Saint Peter's Square from the dome

By valyag (Own work) [GFDL (http://www.gnu.org/copyleft/fdl.html) or CC-BY-SA-3.0 (http://creativecommons.org/licenses/by-sa/3.0/)], via Wikimedia Commons

God made the calling for the First Covenant to Noah, just after the Great Flood: that was the moment when “a new mankind” emerged.

“God said to Noah and to his sons with him: ‘See, I am establishing my covenant with you and your descendants after you and with every living creature that was with you’” (Genesis 9,8-10). God chose the rainbow as the sign of this Covenant (Genesis 9, 12-17).

Afterwards God called Abraham to be the Father of His People, and that fact would have repercussions over the whole of mankind in the future reality of the Church.

“I will make of you a great nation, and I will bless you; I will make your name great, so that you will be a blessing” (Genesis 12, 2). “Look up at the sky and count the stars, if you can. Just so, he added, shall your descendants be. Abraham put his faith in the Lord, who credited it to him as an act of righteousness” (Genesis 15, 5-6).

“I am God the Almighty. Walk in my presence and be blameless. Between you and me I will establish my covenant, and I will multiply you exceedingly” (Genesis 17, 1-2).

Abraham celebrated the Covenant through the visible sign of circumcision: “Thus my covenant will be in your flesh as an everlasting pact” (Genesis 17, 10-13).

When the “fullness of time” had come, that Covenant would be celebrated in a definite eternal way: the Immolated Lamb.
The Lord will re-affirm that same Covenant in Isaac, Sarah’s son:
“Nevertheless, your wife Sarah is to bear you a son, and you shall call him Isaac. I will maintain my covenant with him as an everlasting pact, to be his God and the God of his descendants after him. As for Ishmael, I am heeding you: I hereby bless him, I will make him fertile and I will multiply him exceedingly. He shall become the father of twelve chieftains, and I will make of him a great nation. But my covenant I will maintain with Isaac, whom Sarah shall bear to you by this time next year” (Genesis 17, 19-21).
God also renews His Covenant with Jacob, renamed as Israel and from whom the Twelve Tribes of Israel will be born and settle in the “Promised Land” (Genesis 12, 1-7; 15, 18).
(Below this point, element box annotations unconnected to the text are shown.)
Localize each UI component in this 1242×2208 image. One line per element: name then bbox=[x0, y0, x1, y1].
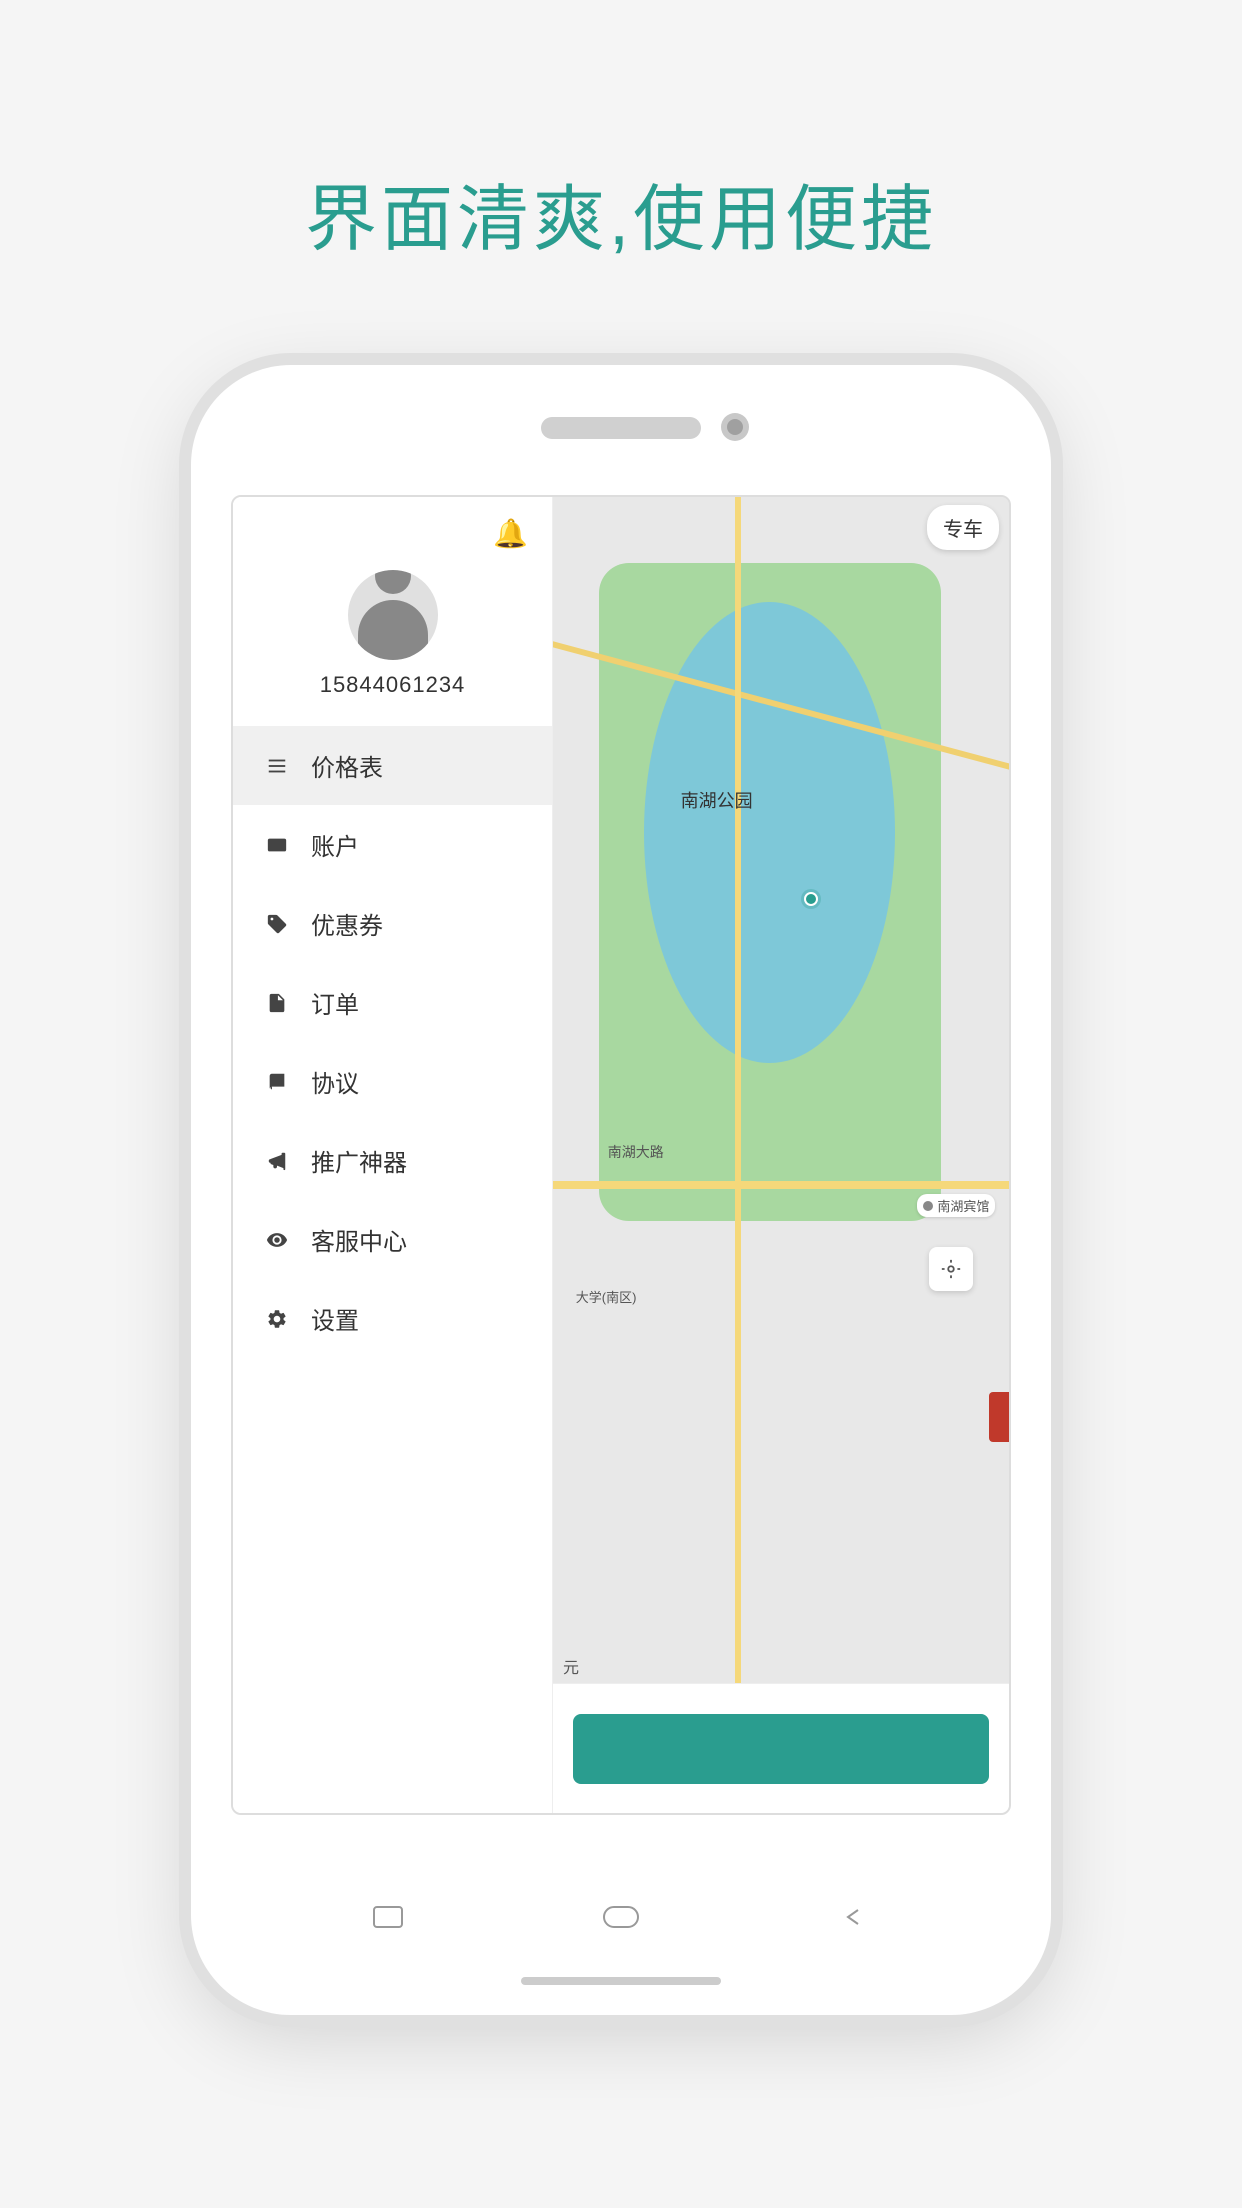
red-marker bbox=[989, 1392, 1009, 1442]
menu-item-coupon[interactable]: 优惠券 bbox=[233, 884, 552, 963]
menu-item-orders[interactable]: 订单 bbox=[233, 963, 552, 1042]
gps-button[interactable] bbox=[929, 1247, 973, 1291]
menu-item-agreement[interactable]: 协议 bbox=[233, 1042, 552, 1121]
menu-item-label: 推广神器 bbox=[311, 1143, 407, 1178]
call-car-button[interactable] bbox=[573, 1714, 989, 1784]
menu-item-promotion[interactable]: 推广神器 bbox=[233, 1121, 552, 1200]
lake-area bbox=[644, 602, 895, 1063]
road-horizontal bbox=[553, 1181, 1009, 1189]
avatar[interactable] bbox=[348, 570, 438, 660]
megaphone-icon bbox=[261, 1150, 293, 1172]
wallet-icon bbox=[261, 834, 293, 856]
hotel-dot bbox=[923, 1201, 933, 1211]
yuan-label: 元 bbox=[563, 1654, 579, 1678]
menu-item-label: 设置 bbox=[311, 1301, 359, 1336]
menu-item-label: 协议 bbox=[311, 1064, 359, 1099]
home-bar bbox=[521, 1977, 721, 1985]
bottom-cta-area bbox=[553, 1683, 1009, 1813]
park-label: 南湖公园 bbox=[681, 787, 753, 813]
menu-item-label: 客服中心 bbox=[311, 1222, 407, 1257]
eye-icon bbox=[261, 1229, 293, 1251]
book-icon bbox=[261, 1071, 293, 1093]
menu-panel: 🔔 15844061234 bbox=[233, 497, 553, 1813]
phone-speaker bbox=[541, 417, 701, 439]
menu-item-label: 价格表 bbox=[311, 748, 383, 783]
nav-icon-rect[interactable] bbox=[363, 1899, 413, 1935]
phone-mockup: 🔔 15844061234 bbox=[191, 365, 1051, 2015]
university-label: 大学(南区) bbox=[576, 1287, 637, 1306]
phone-screen: 🔔 15844061234 bbox=[231, 495, 1011, 1815]
menu-item-label: 优惠券 bbox=[311, 906, 383, 941]
avatar-head bbox=[375, 570, 411, 594]
road-vertical bbox=[735, 497, 741, 1813]
list-icon bbox=[261, 755, 293, 777]
hotel-label: 南湖宾馆 bbox=[917, 1194, 995, 1217]
nav-icon-home[interactable] bbox=[596, 1899, 646, 1935]
receipt-icon bbox=[261, 992, 293, 1014]
phone-bottom-bar bbox=[191, 1899, 1051, 1935]
bell-area: 🔔 bbox=[233, 497, 552, 560]
phone-camera bbox=[721, 413, 749, 441]
menu-item-account[interactable]: 账户 bbox=[233, 805, 552, 884]
gear-icon bbox=[261, 1308, 293, 1330]
bell-icon[interactable]: 🔔 bbox=[493, 517, 528, 550]
tag-icon bbox=[261, 913, 293, 935]
avatar-section: 15844061234 bbox=[233, 560, 552, 726]
zhuanche-tab[interactable]: 专车 bbox=[927, 505, 999, 550]
page-title: 界面清爽,使用便捷 bbox=[305, 160, 937, 265]
menu-item-label: 订单 bbox=[311, 985, 359, 1020]
avatar-body bbox=[358, 600, 428, 660]
map-panel: 南湖公园 南湖大路 南湖宾馆 大学(南区) 专车 bbox=[553, 497, 1009, 1813]
menu-item-label: 账户 bbox=[311, 827, 359, 862]
menu-item-settings[interactable]: 设置 bbox=[233, 1279, 552, 1358]
menu-item-price-list[interactable]: 价格表 bbox=[233, 726, 552, 805]
menu-item-support[interactable]: 客服中心 bbox=[233, 1200, 552, 1279]
location-dot bbox=[804, 892, 818, 906]
user-phone-number: 15844061234 bbox=[320, 672, 466, 698]
nav-icon-back[interactable] bbox=[829, 1899, 879, 1935]
road-label: 南湖大路 bbox=[608, 1142, 664, 1162]
menu-items-list: 价格表 账户 优惠券 bbox=[233, 726, 552, 1813]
“I, the Lord, am the God of your forefather Abraham and the God of Isaac; the land on which you are lying I will give to you and your descendants. These shall be as plentiful as the dust of the earth, and through them you shall spread out east and west, north and south. In you and your descendants all the nations of the earth shall find blessing” (Genesis 28, 13-14).
The historical preparation of the Church goes on when God chooses Israel to be His People. This Covenant is made on Mount Sinai:
“Therefore, if you hearken to my voice and keep my covenant, you shall be my special possession, dearer to me than all other people, though all earth is mine. You shall be to me a kingdom of priests, a holy nation” (Exodus 19, 5-6).

The Twelve Tribes of Israel represent God’s People during the Old Covenant.

During their pilgrimage in the desert, Israel is already called “God’s Church”. Nehemiah mentions the “assembly of God” in his Book in the Gospel (Nehemiah 13,1).